We started discussing books somewhere in 2009, when I, without a publisher in sight, translated Makarand Sathe's novel [Man Who Tried To Remember]. I got in touch with Jerry, because I thought he must know the ropes of publishing - he seemed to be coming out with a book once every six months. Jerry thought it was an excellent novel, and said I should send it to Penguin. While he wasn't quite upfront about it, it transpired that he was consulting editor to them. That's how the translation got published. I realised he had a feel for Marathi.

After Makarand's book, he read my novel Tya Varshi, and that's when I discovered 'Jerry, the nag'. He nagged me every week to translate the novel into English. I wasn't too keen. But then, between 'the nag' and 'me', 'the nag' has always won. He even nagged me into writing my memoir [One Foot On The Ground: A Life Told Through The Body]. There was a phase during which he was doing a lot of translations for which we met regularly. Then there was a long gap and I remember telling him, 'I am having withdrawal symptoms. Please come back.'

When Jerry talks, I'm always wide-eyed because he is full of stories, and I am a total sucker for stories. I lead a comparatively isolated life. But Jerry is out and about; like one of those machines that suck up everything in their path. He retains every detail he has picked up about people and events. He's a good mimic too, so you see people taking shape before your eyes along with their voices and expressions.

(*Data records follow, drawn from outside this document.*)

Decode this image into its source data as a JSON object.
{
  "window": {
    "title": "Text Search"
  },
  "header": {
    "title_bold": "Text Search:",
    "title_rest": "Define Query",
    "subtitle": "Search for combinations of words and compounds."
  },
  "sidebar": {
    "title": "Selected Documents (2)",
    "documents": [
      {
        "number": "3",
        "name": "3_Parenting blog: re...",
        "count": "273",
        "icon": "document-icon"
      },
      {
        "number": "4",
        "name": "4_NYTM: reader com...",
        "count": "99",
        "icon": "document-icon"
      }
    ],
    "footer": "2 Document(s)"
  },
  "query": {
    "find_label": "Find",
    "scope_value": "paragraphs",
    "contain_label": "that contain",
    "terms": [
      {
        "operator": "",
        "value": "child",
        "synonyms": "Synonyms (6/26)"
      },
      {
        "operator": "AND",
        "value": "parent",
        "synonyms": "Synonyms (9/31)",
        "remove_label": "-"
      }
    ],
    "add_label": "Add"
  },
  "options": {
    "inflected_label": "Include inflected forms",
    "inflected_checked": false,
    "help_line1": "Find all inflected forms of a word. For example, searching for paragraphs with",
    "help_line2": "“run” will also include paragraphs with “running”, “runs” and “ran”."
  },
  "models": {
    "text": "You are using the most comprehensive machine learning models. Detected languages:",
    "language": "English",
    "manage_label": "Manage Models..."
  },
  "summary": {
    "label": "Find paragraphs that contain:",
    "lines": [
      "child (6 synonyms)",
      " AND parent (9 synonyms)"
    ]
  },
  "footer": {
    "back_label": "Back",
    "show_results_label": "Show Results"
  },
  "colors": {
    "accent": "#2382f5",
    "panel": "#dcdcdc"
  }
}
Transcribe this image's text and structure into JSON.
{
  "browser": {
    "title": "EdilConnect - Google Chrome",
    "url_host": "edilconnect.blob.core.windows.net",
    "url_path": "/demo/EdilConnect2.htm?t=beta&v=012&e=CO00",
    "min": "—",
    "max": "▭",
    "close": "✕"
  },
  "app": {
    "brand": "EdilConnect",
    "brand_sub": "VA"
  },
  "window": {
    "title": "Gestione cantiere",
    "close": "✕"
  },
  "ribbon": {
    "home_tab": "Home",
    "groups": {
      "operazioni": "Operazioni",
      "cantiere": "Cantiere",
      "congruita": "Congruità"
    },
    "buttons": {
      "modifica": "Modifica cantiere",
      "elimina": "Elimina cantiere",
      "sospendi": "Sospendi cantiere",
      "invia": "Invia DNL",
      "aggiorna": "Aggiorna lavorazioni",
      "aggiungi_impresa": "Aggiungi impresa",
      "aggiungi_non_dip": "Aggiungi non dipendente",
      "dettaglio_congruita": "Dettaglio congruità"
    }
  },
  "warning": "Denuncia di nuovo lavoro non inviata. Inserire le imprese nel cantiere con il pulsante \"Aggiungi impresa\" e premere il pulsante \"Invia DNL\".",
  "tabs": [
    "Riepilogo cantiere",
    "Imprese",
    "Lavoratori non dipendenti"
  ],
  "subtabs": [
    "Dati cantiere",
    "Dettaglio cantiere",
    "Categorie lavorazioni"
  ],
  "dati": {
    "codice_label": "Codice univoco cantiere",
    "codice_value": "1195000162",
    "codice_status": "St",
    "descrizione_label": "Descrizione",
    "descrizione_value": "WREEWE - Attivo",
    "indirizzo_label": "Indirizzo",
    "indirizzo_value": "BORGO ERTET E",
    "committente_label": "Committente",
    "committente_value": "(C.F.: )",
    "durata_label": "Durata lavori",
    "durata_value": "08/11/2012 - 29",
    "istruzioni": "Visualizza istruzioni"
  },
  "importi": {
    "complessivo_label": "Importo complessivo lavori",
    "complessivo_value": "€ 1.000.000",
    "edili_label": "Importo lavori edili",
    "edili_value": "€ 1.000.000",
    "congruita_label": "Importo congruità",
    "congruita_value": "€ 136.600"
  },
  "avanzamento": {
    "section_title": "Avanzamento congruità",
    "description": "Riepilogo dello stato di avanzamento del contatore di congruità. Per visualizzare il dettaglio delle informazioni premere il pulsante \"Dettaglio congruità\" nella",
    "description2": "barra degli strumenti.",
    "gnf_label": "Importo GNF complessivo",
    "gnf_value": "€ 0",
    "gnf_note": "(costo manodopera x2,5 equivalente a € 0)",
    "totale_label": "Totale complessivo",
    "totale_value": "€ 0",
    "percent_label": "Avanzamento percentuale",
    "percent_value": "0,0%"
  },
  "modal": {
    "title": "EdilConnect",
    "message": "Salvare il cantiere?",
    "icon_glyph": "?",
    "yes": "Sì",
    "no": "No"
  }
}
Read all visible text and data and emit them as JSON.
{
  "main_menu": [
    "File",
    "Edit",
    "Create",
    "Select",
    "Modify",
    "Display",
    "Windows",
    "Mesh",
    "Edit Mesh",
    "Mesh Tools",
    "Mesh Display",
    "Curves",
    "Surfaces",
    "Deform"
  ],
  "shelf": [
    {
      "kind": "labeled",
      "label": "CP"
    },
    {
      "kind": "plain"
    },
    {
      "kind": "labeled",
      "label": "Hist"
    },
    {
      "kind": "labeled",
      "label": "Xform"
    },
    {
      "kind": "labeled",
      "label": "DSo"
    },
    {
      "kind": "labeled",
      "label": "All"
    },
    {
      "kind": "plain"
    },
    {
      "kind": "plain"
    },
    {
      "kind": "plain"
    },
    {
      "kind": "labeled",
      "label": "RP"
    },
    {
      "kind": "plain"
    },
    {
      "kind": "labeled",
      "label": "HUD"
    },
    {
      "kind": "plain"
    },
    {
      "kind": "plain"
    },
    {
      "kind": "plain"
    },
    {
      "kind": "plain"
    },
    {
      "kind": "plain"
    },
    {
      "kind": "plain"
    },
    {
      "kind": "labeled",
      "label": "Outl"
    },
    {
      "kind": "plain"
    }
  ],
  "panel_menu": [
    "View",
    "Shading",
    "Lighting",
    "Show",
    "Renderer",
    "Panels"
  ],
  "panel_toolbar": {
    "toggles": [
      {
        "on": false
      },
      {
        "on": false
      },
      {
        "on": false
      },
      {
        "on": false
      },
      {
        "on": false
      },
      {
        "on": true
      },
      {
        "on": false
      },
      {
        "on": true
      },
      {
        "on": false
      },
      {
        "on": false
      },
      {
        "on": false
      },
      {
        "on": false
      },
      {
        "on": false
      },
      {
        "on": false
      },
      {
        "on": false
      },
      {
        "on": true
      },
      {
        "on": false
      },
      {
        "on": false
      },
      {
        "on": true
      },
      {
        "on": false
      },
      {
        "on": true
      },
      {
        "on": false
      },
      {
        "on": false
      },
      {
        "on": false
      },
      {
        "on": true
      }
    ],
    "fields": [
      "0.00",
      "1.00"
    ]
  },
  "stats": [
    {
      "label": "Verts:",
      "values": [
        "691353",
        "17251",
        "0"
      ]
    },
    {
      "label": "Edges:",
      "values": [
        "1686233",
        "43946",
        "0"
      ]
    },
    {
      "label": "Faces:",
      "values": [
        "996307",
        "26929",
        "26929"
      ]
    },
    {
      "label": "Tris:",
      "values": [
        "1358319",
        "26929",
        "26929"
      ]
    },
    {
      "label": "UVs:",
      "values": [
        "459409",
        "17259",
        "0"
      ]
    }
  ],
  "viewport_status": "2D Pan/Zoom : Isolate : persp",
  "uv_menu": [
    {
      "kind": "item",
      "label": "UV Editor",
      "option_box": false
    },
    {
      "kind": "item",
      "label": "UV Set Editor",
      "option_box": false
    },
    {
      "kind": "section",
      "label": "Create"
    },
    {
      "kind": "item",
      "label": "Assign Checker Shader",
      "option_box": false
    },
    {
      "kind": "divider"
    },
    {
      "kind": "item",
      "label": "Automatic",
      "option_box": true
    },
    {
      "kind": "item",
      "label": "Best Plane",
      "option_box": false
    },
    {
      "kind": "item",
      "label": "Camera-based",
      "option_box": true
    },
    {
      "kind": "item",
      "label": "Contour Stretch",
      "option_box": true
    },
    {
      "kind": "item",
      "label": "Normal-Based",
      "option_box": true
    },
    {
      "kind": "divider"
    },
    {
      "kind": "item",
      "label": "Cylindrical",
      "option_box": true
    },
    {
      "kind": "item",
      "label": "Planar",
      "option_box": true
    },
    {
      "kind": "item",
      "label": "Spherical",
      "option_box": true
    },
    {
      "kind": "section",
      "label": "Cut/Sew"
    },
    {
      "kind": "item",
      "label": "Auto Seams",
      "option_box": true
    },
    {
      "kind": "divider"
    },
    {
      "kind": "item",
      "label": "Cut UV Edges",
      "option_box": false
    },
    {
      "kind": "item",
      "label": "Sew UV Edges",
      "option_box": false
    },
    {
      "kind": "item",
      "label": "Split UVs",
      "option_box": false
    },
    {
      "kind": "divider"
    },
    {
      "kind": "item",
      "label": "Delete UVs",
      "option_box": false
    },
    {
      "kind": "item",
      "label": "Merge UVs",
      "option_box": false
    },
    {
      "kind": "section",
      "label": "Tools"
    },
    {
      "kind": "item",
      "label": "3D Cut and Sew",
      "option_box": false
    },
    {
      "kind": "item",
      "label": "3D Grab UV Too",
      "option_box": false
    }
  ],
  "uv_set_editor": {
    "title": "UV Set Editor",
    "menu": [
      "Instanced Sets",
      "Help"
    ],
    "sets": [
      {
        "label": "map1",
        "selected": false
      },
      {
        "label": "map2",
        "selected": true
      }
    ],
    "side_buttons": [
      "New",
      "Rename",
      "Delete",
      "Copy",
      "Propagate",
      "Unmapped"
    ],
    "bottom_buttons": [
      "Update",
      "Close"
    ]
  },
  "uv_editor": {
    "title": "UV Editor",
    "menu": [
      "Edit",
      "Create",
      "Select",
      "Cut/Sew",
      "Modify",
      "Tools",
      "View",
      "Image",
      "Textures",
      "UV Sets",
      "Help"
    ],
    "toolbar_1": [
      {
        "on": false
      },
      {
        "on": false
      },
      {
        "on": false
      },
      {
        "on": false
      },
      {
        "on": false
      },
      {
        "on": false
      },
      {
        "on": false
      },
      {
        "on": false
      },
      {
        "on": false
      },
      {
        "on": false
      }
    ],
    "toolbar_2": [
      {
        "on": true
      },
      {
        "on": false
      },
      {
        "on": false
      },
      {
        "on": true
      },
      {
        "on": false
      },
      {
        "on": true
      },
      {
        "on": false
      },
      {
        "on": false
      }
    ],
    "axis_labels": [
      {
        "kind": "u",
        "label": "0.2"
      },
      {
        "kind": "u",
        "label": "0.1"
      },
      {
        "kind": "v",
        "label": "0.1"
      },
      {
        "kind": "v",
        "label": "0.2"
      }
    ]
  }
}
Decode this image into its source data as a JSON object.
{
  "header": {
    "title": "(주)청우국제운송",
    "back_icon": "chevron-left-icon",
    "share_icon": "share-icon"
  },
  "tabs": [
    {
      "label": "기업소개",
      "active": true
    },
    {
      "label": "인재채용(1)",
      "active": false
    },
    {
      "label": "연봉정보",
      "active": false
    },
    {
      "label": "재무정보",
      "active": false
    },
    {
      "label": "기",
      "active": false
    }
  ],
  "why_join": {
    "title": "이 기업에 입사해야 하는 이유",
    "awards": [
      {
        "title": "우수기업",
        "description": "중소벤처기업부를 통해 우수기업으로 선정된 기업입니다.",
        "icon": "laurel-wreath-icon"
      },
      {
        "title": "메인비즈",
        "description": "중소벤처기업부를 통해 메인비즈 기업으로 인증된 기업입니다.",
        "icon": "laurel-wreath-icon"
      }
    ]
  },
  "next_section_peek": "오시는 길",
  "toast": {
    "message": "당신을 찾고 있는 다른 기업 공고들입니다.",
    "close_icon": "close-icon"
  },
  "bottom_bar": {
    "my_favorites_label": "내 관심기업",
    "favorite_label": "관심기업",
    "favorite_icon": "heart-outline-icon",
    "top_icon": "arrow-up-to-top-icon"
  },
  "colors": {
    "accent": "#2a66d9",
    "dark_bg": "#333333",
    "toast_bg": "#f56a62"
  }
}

There are things that amuse me about him. I have heard him hectoring an audience of adults, some of them grey-haired women, and telling them, 'What are you, if you don't read poetry?' I have been very thankful not to be part of that audience. I know his anger comes from a genuine place. I have a lot of anger in me too, but I have filters. When he expressed it, I occasionally feel he is speaking for me.

Jerry is also blessed with an outrageously fascinating family about whom he has many stories to tell. And I admire that he remains connected to them. So many of us have dropped extended families from our lives, but not Jerry. He does his duty by them while continuing to be a prolific writer. In my life, which is otherwise largely me and my computer, he is a bubble, a ray of sunshine.